Extract From R.W. Schabacker's -Stock Market Profits :Written 82 Years Back

It is very interesting to note that the forefathers of technical analysis, unlike many snake oil salesmen of today, while espousing the benefits of technical analysis, went to great lengths to warn future chartists of the many dangers inherent in charting, such as the desire to be right.  Schabacker, in his classic Stock Market Profits, published nearly 80 years ago, writes in an eloquent prose few today can match

No trader can ever expect to be correct in every one of his market transactions.  No individual, however well he may be grounded, no matter how much experience he has had in practical market operation, can expect to be infallible.
There will always be mistakes, some unwise judgments, some erroneous moves, some losses. The extent to which such losses materialize, to which they are allowed to become serious, will almost invariably determine whether the individual is to be successful in his long range investing activities or whether such accumulated losses are finally to wreck him on the shoals of mental despair and financial tragedy.
 
 

It is easy enough to manage those commitments which progress smoothly and successfully to one’s anticipated goal.  The true test of market success comes when the future movement is not in line with anticipated developments, when the trader is just plain wrong in his calculations, and when his investments begins to show a loss instead of a gain.  If such situations are not properly handled, if one or two losing positions are allowed to get out of control, then they can wipe out a score of successful profits and leave the individual with a huge loss on balance.

It is just as important, nay, even more important, to know when to desert a bad bargain, take one’s loss and count it a day, as it is to know when to close out a successful transaction which has brought a profit.

 

The staggering catastrophes which ruin investors, mentally, morally, and financially, are not contingent upon the difference between a 5 per cent loss limit and a 20 percent loss limit.  They result from not having established any limit at all on the possible loss.

Any experienced market operator can tell you that his greatest losses have been taken in those, probably rare, instances when he substituted stubbornness for loss limitation, when he bought more of a stock that was going down, instead of selling some of it to lighten his risk, when he allowed pride of personal opinion to replace conservative faith in the cold judgment of the market place.
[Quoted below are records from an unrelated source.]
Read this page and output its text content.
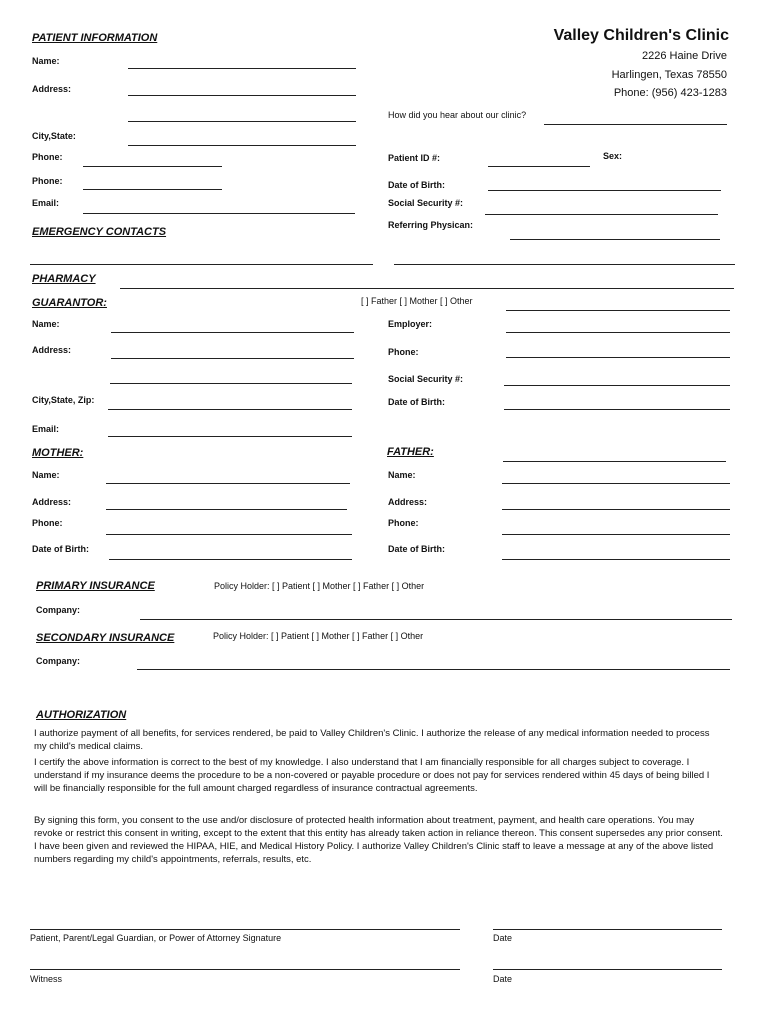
Valley Children's Clinic
2226 Haine Drive
Harlingen, Texas 78550
Phone: (956) 423-1283
PATIENT INFORMATION
Name:
Address:
How did you hear about our clinic?
City,State:
Phone:
Phone:
Email:
Patient ID #:	Sex:
Date of Birth:
Social Security #:
Referring Physican:
EMERGENCY CONTACTS
PHARMACY
GUARANTOR:	[ ] Father [ ] Mother [ ] Other
Name:
Address:
City,State, Zip:
Email:
Employer:
Phone:
Social Security #:
Date of Birth:
MOTHER:
Name:
Address:
Phone:
Date of Birth:
FATHER:
Name:
Address:
Phone:
Date of Birth:
PRIMARY INSURANCE	Policy Holder: [ ] Patient [ ] Mother [ ] Father [ ] Other
Company:
SECONDARY INSURANCE	Policy Holder: [ ] Patient [ ] Mother [ ] Father [ ] Other
Company:
AUTHORIZATION
I authorize payment of all benefits, for services rendered, be paid to Valley Children's Clinic. I authorize the release of any medical information needed to process my child's medical claims.
I certify the above information is correct to the best of my knowledge. I also understand that I am financially responsible for all charges subject to coverage. I understand if my insurance deems the procedure to be a non-covered or payable procedure or does not pay for services rendered within 45 days of being billed I will be financially responsible for the full amount charged regardless of insurance contractual agreements.
By signing this form, you consent to the use and/or disclosure of protected health information about treatment, payment, and health care operations. You may revoke or restrict this consent in writing, except to the extent that this entity has already taken action in reliance thereon. This consent supersedes any prior consent. I have been given and reviewed the HIPAA, HIE, and Medical History Policy. I authorize Valley Children's Clinic staff to leave a message at any of the above listed numbers regarding my child's appointments, referrals, results, etc.
Patient, Parent/Legal Guardian, or Power of Attorney Signature	Date
Witness	Date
It would behoove each of us to remember that cup handles can and will be broken, necklines ignored for a return gaze at the head, flags folded and put away. Triangles do and will turn into rectangles; breakouts into breakdowns.  If you do not believe me, the next time you stay in a series of trades, or one over capitalized trade much longer than necessary, remember the immortal words of Edwards and McGee:

If we can learn from the charts at what points to buy and under what conditions to sell, we have acquired the basic machinery for successful trading.  On the other hand, obviously, if your buying and selling are at points which more often than not result in net losses, then it makes no difference how you divide up your capital or apply it to the market, for it will be bound to shrink until, eventually, it has all disappeared.